Economy /

In Lebanon, a shattered sectarian system looks to be breathing its last. Weeks of protests have shaken the Middle Eastern state, propelling from office a prime minister and his unpopular policies. But for those on the streets, it’s only a start. Noted for their diversity, demonstrators wish to upend the ethnically-structured political landscape, affecting the first real change in a generation. But with the old guard entrenched, progress is slow – and on the verge of bankruptcy, Lebanon’s economy is a ticking time-bomb.

The trigger was seemingly trivial. WhatsApp, the popular text and voice-calling app, would soon be subject to a 20¢ levy, the government said. Their justification was simple: amid Lebanon’s deepening economic downturn, revenue had to be drummed up. But it struck a nerve with the public. Dependent on the service for low-cost communications – Lebanon’s state-owned network is notoriously pricey – people would soon be paying for what should be free. 

The depth of dissent shocked Lebanon’s political establishment. As a million marchers took to the streets, Prime Minister Saad Hariri desperately rowed back, scrapping the incendiary tax. But it was too late. Discord at the levy had mutated into broader fury at the state’s economic bungling and inefficiency. Patronage and corruption permeated every level of government, the protesters claimed, calling on Hariri to resign. On October 29, he obliged – but still the unrest is escalating. 

Lebanon has seen mass movements before. In 2005, Beirut convulsed after the assassination of a former prime minister. Ten years later, a garage collection crisis forced the disgruntled out again. But today’s disquiet is different. Unlike before, the mobilisation is truly nationwide, stretching far beyond Beirut’s city limits. It crosses sectarian lines too, drawing in support from all 18 of Lebanon’s officially recognised religious communities. “It is for Lebanon, for all the people,” says Michele, a 24-year-old who’s been on the streets since day-one.

The nation’s ‘Taif’ system has spurred much of the anger. A response to 15 years of civil war, it divides Lebanon’s political offices between the three biggest sects. The president must be a Maronite Christian, the speaker, a Shia Muslim, and the prime minister of Sunni descent. Though religiously diverse, the structure invites cronyism, critics say, with each figure pandering to their own community, often meshing business interests with politics.  

Endemic economic malpractice also drives the unrest. After years of financial negligence, Lebanon has one of the world’s largest fiscal deficits. It is ensnared by staggeringly high interest rates – national debt is currently 150% of GDP – which compound the country’s spiralling unemployment crisis: over a third of under-35s are jobless.     
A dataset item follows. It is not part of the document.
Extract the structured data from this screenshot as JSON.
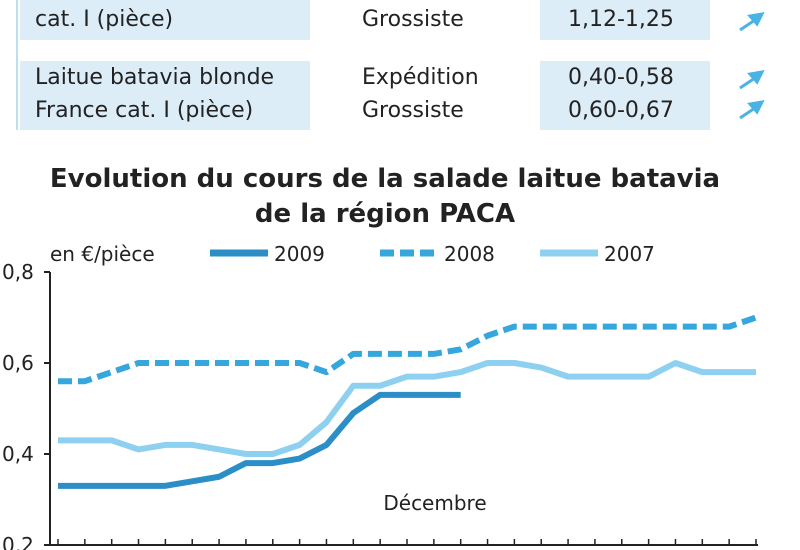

Useless elites and a bloated civil service are to blame, protesters argue. They want to see the old guard ousted and technocrats brought in before an election is held. This, they hope, would help steady the economic ship, inspiring confidence in Lebanese finances and unlocking a $11 billion aid package previously pledged by international donors (but since withheld over fears of fiscal malfeasance).  

The money would undoubtedly help, but Lebanon needs wholesale reform. The country has historically relied on flows of foreign currency deposits from its vast diaspora to fund debt repayments, but these are in sharp decline. For any chance of a bright financial future, domestic industry must be stimulated, economists say, with a focus on agriculture and export sectors like tourism.    

The prime minister’s departure has given the country hope – but progress is slow. Multi-faction meetings to thrash out a path forward are yet to commence, and already there’s evidence of backsliding: parliamentary speaker Nabih Berri has said Hariri should be returned to power, at total odds with the protest’s central demand. 

And there’s risk of foreign interference, too. Iran’s close ties to the Lebanese administration’s Shia contingent – those associated with the militant Hezbollah group – are threatened by the unrest. With their allies removed from government, Tehran could see decades of financial, political and military investment come to nothing. Hoping to delegitimise the movement, Iranian leader Ayatollah Khamenei has invoked the spectre of Western string-pulling.

But more worrying is the apparent onset of violence. Until recently, the movement has been largely peaceful – but news is emerging of sporadic skirmishes. Live ammunition was used by Lebanese security forces on at least one occasion, says Amnesty International, with reports of plainclothes militias – believed to be government loyalists – beating protesters and dismantling tents.    

For a generation, Lebanon has known peace. But the national psyche is etched with the horror of civil war; 120,000 lost their lives in last century’s internecine showdown. A return to hostilities is unthinkable, and thankfully, unlikely. If anything, the current upheaval – with its crossing of sectarian lines – has boosted the nation’s multicultural mentality. Going forward, the Lebanese must put faith in this sense of unity. Do that, and they may achieve what is a rarity in their restive region: a peaceful revolution.